Tra il 23’ e il 25’ i giallorossi segnano altre due volte: prima ancora Malen, che firma la doppietta personale, poi Soulé, per un 3-0 che di fatto chiude la partita prima dell’intervallo.
Malen sale così a cinque gol in due giornate, confermandosi il volto principale di questo avvio di campionato romanista.
Primo gol giallorosso per Rodrigo Mora
Nella ripresa la Roma abbassa naturalmente i ritmi.
Il Lecce prova a reagire e colpisce anche un palo con Siebert, ma non riesce a riaprire la gara.
Al 65’ arriva il definitivo 4-0.
Mancini serve Rodrigo Mora, entrato pochi minuti prima, e il nuovo acquisto portoghese firma il suo primo gol con la maglia della Roma.
Il messaggio al campionato è già evidente: la Roma appare tra le squadre più avanti per condizione, organizzazione e continuità di rendimento.

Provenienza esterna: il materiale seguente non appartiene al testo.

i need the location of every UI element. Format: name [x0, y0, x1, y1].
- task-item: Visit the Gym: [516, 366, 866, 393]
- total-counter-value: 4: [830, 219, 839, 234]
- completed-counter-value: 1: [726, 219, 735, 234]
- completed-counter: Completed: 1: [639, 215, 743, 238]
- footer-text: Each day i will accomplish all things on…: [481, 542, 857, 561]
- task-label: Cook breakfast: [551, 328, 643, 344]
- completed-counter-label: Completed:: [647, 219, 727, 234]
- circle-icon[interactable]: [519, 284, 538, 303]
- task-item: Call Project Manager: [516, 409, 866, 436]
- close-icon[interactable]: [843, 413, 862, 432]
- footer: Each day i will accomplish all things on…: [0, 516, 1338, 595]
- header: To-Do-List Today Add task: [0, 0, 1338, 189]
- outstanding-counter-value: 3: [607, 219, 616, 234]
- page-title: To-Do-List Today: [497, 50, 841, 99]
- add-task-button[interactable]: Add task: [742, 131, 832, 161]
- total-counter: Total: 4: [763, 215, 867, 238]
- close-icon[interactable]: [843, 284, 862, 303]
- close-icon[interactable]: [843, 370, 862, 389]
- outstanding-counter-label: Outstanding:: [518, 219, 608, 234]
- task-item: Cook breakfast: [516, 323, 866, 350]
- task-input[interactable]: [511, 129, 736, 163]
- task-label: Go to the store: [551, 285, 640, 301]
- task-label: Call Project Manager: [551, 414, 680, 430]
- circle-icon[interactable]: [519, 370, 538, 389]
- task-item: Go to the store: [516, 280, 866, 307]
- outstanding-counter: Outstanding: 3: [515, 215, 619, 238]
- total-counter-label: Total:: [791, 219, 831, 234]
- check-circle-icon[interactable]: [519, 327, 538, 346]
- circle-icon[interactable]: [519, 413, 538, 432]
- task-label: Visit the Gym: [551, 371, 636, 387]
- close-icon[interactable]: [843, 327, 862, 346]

Atalanta-Bologna, decide Samardzic al 96’
Molto diversa la partita di Bergamo.
Atalanta-Bologna resta bloccata per gran parte del match, con gli ospiti che nel primo tempo mostrano maggiore iniziativa.
Il Bologna crea le occasioni più interessanti con Cambiaghi e Bernardeschi, mentre l’Atalanta appare meno brillante e fatica a costruire gioco con continuità.
Quando lo 0-0 sembra ormai definitivo, arriva però il colpo al 96’.
È Samardzic a trovare la rete che vale l’1-0 e consegna all’Atalanta una vittoria pesantissima.
Tre punti ottenuti in extremis, al termine di una partita complicata.
Inter e Lazio vincono di misura
Nel resto della giornata l’Inter passa a Cagliari per 1-0.
Decide Calhanoglu al 9’, con un rasoterra che sorprende Caprile. I nerazzurri dominano soprattutto nel primo tempo, ma non trovano il raddoppio e nella ripresa devono resistere alla crescita del Cagliari.
Successo con lo stesso punteggio anche per la Lazio contro il Genoa.
A decidere è ancora Davide Frattesi, a segno al 25’ su assist di Nuno Tavares.
Nel finale il Genoa sfiora il pareggio, ma Mandas salva il risultato con un intervento decisivo su Frendrup.
Il colpo del Como a Napoli
Tra i risultati più importanti della giornata resta il successo del Como al Maradona.
La squadra lariana batte il Napoli 2-1, con reti di Baturina e Douvikas, mentre per gli azzurri segna Hojlund.
Il Como sale a quota 4 punti, mentre il Napoli resta fermo a 3.
Juventus e Milan senza errori
La Juventus supera il Parma 2-0 con i gol di Nico Gonzalez e Koopmeiners.
Il Milan, invece, batte il Venezia con lo stesso risultato grazie alla rete di Ramos e a un autogol di Halhal.
Per entrambe arrivano altri tre punti importanti in questo avvio di stagione.
Clamoroso invece il crollo della Fiorentina, battuta 3-0 in casa dal Frosinone proprio nel giorno delle celebrazioni per il centenario. Per i viola è la seconda sconfitta in altrettante partite, con sette gol già subiti.
Roma, il segnale più forte
Dopo appena due giornate è ancora presto per parlare di gerarchie definitive.
Ma alcuni segnali stanno già emergendo.
La Roma, soprattutto, impressiona per numeri e qualità: otto gol segnati, zero subiti e Malen già a quota cinque.
L’Atalanta dimostra invece di saper vincere anche nelle giornate meno brillanti.
E in un campionato lungo, spesso sono proprio queste vittorie sporche, arrivate al 96’, a pesare quanto i successi più spettacolari.